Marie Therese Coin-Coin

Reconstituting the Vanished (1994-1998) was an image/text project that explores the lives of four remarkable Louisiana women. Gelatin-silver prints made after visiting the places they lived were scanned and combined with archival images and documents from the Louisiana State Museum. The historical interpretations were a 4 year collaboration project which traveled widely. Text by Barbara Allen and digital images by Lynda Frese.

Biographical Sketch: Marie Thereze Coin-Coin

Marie Thereze Coin-Coin was born in 1742 the second daughter of first generation African slaves. Both she and her parents were owned by Louis Juchereau de St. Denis, the first commandant of the oldest French outpost in Natchitoches, Louisiana. Between the ages of seventeen and twenty-four she gave birth to four full-blooded African children. At the age of twenty-five she was lent to Frenchman Claude Thomas Pierre Metoyer and she bore him six Franco-African children, all slaves. He then purchased her and secretly granted her freedom.
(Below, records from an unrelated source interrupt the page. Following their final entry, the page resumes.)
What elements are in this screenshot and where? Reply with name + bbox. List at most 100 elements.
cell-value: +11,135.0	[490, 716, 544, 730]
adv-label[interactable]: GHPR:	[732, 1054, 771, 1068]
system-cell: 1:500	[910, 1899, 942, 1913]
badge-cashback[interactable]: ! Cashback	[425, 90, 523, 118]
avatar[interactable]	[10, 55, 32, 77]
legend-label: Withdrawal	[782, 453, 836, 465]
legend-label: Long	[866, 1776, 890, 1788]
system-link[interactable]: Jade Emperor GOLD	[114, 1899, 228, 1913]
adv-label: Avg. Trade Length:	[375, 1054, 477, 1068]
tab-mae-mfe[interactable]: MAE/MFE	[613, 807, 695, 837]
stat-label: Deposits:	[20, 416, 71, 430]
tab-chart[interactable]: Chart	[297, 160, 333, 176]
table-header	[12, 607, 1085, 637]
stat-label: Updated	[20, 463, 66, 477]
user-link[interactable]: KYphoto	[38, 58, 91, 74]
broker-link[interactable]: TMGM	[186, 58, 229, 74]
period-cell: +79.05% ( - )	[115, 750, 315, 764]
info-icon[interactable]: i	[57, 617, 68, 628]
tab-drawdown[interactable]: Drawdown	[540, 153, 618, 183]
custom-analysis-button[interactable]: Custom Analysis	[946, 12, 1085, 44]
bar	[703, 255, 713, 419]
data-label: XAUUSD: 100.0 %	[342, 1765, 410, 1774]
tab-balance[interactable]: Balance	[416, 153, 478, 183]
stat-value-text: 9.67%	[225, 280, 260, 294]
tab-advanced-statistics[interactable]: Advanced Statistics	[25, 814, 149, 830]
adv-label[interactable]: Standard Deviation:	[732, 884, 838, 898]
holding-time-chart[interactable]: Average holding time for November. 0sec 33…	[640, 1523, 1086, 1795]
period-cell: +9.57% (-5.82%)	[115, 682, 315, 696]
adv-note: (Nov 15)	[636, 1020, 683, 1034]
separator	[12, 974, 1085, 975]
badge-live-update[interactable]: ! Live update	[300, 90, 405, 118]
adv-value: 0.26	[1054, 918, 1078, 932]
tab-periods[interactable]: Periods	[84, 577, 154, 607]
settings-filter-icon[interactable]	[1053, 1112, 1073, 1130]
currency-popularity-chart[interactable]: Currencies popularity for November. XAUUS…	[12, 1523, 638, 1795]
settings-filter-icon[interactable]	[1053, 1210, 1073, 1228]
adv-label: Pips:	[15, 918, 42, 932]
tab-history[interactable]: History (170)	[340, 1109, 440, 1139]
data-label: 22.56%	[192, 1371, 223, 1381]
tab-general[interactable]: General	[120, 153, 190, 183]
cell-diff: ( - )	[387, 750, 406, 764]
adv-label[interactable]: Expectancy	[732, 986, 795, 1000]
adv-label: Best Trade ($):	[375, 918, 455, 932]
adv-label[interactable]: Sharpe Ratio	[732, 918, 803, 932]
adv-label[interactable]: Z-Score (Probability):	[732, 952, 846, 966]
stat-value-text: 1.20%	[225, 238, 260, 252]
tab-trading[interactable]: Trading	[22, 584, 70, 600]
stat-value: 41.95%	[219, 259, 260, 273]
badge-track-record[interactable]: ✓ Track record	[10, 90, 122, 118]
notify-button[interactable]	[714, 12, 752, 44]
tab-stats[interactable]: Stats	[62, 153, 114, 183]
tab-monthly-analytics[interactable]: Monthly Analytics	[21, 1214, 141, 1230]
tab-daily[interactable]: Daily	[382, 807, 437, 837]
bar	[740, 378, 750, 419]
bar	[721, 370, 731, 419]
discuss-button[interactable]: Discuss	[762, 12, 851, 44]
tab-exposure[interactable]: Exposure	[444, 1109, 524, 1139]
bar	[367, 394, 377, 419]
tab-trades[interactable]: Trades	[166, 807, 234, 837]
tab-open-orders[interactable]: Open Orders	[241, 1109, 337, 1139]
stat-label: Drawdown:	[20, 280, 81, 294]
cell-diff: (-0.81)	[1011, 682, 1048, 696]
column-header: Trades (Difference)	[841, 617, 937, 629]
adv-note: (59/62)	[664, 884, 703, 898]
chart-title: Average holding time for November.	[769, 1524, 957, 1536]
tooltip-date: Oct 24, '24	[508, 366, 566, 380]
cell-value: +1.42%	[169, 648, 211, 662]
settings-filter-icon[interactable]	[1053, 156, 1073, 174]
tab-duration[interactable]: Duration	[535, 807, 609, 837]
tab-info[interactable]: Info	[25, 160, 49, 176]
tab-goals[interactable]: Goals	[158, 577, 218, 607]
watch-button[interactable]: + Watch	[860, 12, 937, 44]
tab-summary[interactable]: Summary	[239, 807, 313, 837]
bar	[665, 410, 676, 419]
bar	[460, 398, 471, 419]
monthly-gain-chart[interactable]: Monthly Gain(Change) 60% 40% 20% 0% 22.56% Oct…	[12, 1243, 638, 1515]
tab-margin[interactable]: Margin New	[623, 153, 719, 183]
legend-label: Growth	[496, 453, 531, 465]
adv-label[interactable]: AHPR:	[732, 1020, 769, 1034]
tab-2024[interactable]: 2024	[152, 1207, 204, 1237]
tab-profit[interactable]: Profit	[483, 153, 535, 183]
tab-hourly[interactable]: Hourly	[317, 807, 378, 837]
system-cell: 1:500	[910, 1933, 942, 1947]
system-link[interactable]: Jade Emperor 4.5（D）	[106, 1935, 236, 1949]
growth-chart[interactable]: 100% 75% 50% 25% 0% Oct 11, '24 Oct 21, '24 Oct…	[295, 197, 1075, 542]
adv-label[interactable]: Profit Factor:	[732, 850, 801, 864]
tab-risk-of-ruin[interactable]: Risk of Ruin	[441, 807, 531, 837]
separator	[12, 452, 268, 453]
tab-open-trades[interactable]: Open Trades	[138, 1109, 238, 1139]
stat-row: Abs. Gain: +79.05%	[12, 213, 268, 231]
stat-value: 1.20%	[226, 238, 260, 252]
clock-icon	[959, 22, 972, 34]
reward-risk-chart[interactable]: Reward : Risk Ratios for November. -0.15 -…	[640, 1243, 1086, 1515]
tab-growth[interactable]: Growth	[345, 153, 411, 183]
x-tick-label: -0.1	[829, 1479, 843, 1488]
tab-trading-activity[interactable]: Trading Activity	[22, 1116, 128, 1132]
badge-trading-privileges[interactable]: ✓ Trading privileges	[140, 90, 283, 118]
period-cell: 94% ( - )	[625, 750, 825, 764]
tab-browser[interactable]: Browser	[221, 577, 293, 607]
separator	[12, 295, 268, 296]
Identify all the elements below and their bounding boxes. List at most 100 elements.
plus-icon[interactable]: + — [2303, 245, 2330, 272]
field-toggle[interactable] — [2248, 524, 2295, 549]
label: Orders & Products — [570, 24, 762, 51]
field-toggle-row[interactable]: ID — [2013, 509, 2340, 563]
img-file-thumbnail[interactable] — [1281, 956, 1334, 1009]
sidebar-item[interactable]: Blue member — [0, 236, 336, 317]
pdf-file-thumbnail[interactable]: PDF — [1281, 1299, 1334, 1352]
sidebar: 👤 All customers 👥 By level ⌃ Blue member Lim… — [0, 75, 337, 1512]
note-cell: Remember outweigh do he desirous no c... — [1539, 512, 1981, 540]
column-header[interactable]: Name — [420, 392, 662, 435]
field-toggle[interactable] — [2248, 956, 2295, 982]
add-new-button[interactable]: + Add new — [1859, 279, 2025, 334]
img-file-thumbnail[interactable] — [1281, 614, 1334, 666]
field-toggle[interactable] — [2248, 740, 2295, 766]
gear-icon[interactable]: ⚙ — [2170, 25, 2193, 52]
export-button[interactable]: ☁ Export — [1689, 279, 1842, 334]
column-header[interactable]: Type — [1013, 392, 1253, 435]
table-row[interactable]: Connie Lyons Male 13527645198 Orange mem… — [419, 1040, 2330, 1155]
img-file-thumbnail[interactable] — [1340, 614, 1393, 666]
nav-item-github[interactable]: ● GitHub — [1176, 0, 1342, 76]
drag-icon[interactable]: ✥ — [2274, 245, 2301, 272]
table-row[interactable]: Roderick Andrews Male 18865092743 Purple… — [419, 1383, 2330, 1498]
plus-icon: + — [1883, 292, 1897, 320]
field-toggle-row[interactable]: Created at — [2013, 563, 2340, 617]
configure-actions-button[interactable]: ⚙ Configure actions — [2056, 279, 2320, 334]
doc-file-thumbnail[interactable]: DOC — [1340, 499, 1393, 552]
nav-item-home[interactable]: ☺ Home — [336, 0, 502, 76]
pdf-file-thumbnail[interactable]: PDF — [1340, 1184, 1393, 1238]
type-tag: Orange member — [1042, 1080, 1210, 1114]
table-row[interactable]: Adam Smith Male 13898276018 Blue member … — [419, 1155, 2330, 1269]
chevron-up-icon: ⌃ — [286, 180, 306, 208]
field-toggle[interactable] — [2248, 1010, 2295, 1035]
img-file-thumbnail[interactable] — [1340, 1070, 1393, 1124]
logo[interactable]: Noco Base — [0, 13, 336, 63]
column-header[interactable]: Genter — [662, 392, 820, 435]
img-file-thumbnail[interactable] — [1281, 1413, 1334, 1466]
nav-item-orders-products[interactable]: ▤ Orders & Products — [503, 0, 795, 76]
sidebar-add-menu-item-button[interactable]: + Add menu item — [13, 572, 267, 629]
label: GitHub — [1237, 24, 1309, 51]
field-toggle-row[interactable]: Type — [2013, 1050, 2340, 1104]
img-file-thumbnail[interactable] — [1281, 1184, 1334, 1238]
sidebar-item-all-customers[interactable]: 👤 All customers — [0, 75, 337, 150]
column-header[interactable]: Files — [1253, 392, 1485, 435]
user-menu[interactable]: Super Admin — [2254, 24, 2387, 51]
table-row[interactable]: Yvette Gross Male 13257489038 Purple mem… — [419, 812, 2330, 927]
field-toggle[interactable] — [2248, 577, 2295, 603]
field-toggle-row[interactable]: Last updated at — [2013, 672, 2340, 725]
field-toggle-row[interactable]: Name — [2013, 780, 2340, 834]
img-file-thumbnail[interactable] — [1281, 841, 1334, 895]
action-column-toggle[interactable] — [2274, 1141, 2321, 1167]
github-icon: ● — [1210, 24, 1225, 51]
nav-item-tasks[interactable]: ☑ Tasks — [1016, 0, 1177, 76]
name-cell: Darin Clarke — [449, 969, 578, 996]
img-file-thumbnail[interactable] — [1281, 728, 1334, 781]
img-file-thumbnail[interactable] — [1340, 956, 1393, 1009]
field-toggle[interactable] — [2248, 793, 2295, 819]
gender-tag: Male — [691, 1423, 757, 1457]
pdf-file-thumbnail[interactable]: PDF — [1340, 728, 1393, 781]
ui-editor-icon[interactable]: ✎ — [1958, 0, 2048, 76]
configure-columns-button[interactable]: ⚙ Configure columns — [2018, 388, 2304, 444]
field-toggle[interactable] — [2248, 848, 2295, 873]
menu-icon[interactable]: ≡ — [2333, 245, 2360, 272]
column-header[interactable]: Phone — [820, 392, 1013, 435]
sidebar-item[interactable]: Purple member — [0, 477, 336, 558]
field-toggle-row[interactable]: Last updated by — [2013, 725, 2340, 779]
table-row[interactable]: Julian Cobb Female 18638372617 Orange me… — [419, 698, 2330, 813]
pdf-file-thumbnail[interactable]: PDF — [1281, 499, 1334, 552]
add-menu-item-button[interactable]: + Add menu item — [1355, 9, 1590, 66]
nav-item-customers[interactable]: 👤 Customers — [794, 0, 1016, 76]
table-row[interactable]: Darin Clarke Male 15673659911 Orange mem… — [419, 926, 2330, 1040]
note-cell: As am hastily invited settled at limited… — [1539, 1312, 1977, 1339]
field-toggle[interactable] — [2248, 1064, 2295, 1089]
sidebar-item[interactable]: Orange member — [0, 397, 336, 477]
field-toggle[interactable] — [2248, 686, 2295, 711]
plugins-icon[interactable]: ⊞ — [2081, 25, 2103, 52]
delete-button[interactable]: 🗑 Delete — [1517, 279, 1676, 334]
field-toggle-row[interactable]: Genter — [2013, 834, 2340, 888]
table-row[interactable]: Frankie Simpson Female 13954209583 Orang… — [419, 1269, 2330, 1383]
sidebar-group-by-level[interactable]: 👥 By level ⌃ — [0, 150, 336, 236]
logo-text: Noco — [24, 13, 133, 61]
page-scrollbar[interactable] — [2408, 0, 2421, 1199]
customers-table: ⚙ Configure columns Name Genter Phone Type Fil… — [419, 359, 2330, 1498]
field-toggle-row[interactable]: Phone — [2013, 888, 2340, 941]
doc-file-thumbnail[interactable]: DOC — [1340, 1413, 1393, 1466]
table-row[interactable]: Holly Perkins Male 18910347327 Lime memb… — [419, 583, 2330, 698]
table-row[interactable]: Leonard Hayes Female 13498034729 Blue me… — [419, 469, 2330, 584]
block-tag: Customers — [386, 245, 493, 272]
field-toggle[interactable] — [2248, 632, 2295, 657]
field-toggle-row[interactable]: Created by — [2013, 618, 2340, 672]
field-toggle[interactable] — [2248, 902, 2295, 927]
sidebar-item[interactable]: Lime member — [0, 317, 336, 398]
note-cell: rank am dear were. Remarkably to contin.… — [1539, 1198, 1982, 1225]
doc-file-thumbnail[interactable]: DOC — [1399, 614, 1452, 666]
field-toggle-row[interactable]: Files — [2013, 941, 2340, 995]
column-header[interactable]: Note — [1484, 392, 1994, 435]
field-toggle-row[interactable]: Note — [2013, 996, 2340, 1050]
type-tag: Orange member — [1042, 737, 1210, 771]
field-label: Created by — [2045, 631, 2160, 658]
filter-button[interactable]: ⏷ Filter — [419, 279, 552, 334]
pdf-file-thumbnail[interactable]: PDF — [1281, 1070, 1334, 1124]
She remained with him for four more years during which time she had four more children, this time all free. In 1786, at the age of forty four she was formally granted manumission, given a small stipend and sixty eight acres of land bordering the Cane River in a fertile but discarded area of central Louisiana known as Isle Brevelle. Within six years she had enough income to begin the purchase of all her children and grandchildren, the last one granted manumission a year before her death in 1816. She accomplished this through the use of slaves and at the time of her death owned twelve thousand acres of land and thirty nine slaves all part of what is now known as Melrose Plantation. Her family and heirs continued to thrive as free people of color in the region for many years until the land was lost due to the insolvency of planters to whom they had made loans.